Thinking of all this, we are reminded of God as a Father, a father whose attitude towards Israel was described by Moses: “In the wilderness…you saw how the Lord, your God, carried you, as one carries his own child, all along your journey until you arrived at this place” (Dt 1, 31). Pope Francis mentions this in his Apostolic Letter, Patris corde (PC) published on December 8, 2020. In it we read: “Fathers are not born, but made. A man does not become a father simply by bringing a child into the world, but by taking up the responsibility to care for that child. Whenever a man accepts responsibility for the life of another, in some way he becomes a father to that person. Children today often seem orphans, lacking fathers. The Church too needs fathers. St. Paul’s words to the Corinthians remain timely: ‘Though you have countless guides in Christ, you do not have many fathers’ (1Cor 4:15). Every priest or bishop should be able to add, with the Apostle: ‘I became your father in Christ Jesus through the Gospel’ (ibid.). Paul likewise calls the Galatians: ‘My little children, with whom I am again in travail until Christ be formed in you!’”(Gal 4:19) (PC no.7).
Without a father, we feel like orphans. Without a certain guide, we become lost in the problems of the contemporary world; we do not know what to do, how to behave or which way to turn. We are not even able to teach. We do not know how to give people the freedom to make choices and remain consistent; we do not know what authentic love and true freedom are. Our heavenly Father, full of mercy, gives us St. Joseph, Spouse of the Blessed Virgin Mary, as our guardian. The inspired writers all teach us that St Joseph never placed himself at the center. He always put the good of others first, namely, that of Mary and Jesus. He gave of himself without feeling victimized. Instead of frustration, he felt trust. Without complaining, he made concrete gestures of love, service and devotion.

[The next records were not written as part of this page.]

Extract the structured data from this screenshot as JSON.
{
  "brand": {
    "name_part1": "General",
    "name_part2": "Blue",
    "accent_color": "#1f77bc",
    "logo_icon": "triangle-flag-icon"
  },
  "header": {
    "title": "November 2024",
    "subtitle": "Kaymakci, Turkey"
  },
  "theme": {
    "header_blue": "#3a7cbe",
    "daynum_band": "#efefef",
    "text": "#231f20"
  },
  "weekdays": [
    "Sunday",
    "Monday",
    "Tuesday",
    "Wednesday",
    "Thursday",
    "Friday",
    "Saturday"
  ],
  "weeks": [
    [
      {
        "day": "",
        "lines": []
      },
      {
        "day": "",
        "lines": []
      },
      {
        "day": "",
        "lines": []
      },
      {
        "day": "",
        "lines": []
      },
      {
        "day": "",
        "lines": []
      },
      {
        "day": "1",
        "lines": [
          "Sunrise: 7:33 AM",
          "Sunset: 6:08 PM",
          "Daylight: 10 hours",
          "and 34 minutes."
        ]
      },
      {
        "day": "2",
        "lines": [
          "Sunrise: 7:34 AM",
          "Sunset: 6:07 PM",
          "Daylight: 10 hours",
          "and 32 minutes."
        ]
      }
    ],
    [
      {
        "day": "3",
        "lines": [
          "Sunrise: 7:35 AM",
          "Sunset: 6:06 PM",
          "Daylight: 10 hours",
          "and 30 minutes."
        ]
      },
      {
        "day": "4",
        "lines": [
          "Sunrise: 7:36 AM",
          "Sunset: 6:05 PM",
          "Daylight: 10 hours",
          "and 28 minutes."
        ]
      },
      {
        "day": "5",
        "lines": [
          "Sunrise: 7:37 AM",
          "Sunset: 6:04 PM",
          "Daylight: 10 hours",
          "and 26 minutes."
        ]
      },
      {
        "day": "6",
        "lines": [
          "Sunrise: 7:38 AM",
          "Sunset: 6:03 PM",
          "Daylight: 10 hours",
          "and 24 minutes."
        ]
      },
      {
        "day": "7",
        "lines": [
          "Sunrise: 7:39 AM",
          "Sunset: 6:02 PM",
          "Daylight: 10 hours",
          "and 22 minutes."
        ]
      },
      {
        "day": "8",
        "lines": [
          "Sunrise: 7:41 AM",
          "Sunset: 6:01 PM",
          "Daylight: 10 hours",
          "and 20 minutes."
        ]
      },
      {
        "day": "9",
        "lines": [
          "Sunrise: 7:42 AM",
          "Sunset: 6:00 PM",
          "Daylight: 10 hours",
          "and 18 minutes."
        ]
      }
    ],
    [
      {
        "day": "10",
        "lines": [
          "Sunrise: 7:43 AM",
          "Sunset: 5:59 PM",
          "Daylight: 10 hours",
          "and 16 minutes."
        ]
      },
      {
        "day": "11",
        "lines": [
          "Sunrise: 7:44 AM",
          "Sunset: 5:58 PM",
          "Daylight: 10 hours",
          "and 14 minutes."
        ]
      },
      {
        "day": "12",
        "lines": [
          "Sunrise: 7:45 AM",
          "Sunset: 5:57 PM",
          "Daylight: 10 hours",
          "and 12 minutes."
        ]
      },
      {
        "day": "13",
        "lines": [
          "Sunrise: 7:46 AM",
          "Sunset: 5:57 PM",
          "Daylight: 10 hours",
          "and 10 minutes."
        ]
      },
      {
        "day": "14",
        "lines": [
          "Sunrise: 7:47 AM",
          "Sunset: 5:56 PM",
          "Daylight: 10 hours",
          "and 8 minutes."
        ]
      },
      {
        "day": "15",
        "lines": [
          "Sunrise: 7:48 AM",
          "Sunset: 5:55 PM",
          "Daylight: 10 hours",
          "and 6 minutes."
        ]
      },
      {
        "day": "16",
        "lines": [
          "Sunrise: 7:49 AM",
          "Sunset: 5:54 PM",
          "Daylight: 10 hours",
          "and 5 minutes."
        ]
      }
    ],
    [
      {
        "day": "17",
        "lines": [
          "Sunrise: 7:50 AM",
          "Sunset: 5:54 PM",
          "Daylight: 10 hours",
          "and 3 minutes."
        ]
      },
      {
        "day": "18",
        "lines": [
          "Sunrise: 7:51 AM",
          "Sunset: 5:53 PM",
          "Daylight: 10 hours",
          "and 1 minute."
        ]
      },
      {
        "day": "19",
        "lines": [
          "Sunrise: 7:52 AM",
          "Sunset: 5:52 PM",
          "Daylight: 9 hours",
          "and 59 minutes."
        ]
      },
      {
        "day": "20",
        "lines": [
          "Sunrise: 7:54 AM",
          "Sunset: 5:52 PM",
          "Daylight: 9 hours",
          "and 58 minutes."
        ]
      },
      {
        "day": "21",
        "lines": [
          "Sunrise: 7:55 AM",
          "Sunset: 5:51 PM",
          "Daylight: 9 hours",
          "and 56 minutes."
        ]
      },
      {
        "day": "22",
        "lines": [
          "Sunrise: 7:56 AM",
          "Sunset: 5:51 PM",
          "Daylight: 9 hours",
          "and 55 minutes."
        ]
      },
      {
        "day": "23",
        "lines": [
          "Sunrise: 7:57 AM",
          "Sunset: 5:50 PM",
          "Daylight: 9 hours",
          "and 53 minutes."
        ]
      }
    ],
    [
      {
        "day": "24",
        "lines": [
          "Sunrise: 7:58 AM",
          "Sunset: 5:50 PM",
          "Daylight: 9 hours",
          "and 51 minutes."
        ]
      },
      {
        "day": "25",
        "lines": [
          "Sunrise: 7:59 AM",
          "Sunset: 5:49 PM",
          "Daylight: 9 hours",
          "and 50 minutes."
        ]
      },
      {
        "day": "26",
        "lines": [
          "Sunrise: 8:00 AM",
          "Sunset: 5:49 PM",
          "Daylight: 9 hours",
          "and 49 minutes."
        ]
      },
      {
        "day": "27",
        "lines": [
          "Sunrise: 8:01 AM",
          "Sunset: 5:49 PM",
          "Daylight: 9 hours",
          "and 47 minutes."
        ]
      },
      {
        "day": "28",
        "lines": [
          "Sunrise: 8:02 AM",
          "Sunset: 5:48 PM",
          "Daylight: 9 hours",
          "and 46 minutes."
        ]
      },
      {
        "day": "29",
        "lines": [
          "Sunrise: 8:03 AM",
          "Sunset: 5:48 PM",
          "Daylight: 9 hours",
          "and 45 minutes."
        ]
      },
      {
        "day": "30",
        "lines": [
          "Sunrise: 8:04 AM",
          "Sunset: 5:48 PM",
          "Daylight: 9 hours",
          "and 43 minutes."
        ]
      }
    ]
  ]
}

The contemporary world absolutely needs a father. It expects to find one in priests or in consecrated men. Pope Francis: “Our world…has no use for [those] who would domineer others as a means of compensating for their own needs. It rejects those who confuse authority with authoritarianism, service with servility, discussion with oppression, charity with a welfare mentality, power with destruction” (PC no.7).
In 1741, our Order acknowledged the greatness and spiritual beauty of St. Joseph by electing him as our own Custos—a choice later confirmed by Pope Benedict XIV. The Provinces of Romania and Slovenia made this choice even more explicitly by naming St. Joseph as their Patron Saint. Still, more is required. All of us spiritual children of St. Francis of Assisi should have a fatherly attitude toward those we meet and among whom we work. St. Joseph wants us to serve them with pure and selfless love, respecting their dignity and freedom, caring for their earthly and eternal good. He teaches us that the people entrusted to our care are not our property, but a gift from God and a means of our sanctification.
“In a way, we are all like Joseph: a shadow of the heavenly Father, who ‘makes his sun rise on the evil and on the good, and sends rain on the just and on the unjust’ (Mt 5:45). And a shadow that follows his Son” (PC no.7).
St. Joseph put deeds before words: he acted rather than spoke. He did not get caught up in lofty declarations, but zealously carried out God’s will. Obedient to the inspiration of heaven, he went where God sent him, lovingly doing what God asked him to do.
In this year dedicated to St. Joseph, let us turn to him with this heartfelt prayer:
Hail, Guardian of the Redeemer,
Spouse of the Blessed Virgin Mary.
To you God entrusted his only Son;
in you Mary placed her trust;
with you Christ became man.
Blessed Joseph, to us too, show yourself a father
and guide us in the path of life.
Obtain for us grace, mercy and courage,
and defend us from every evil. Amen.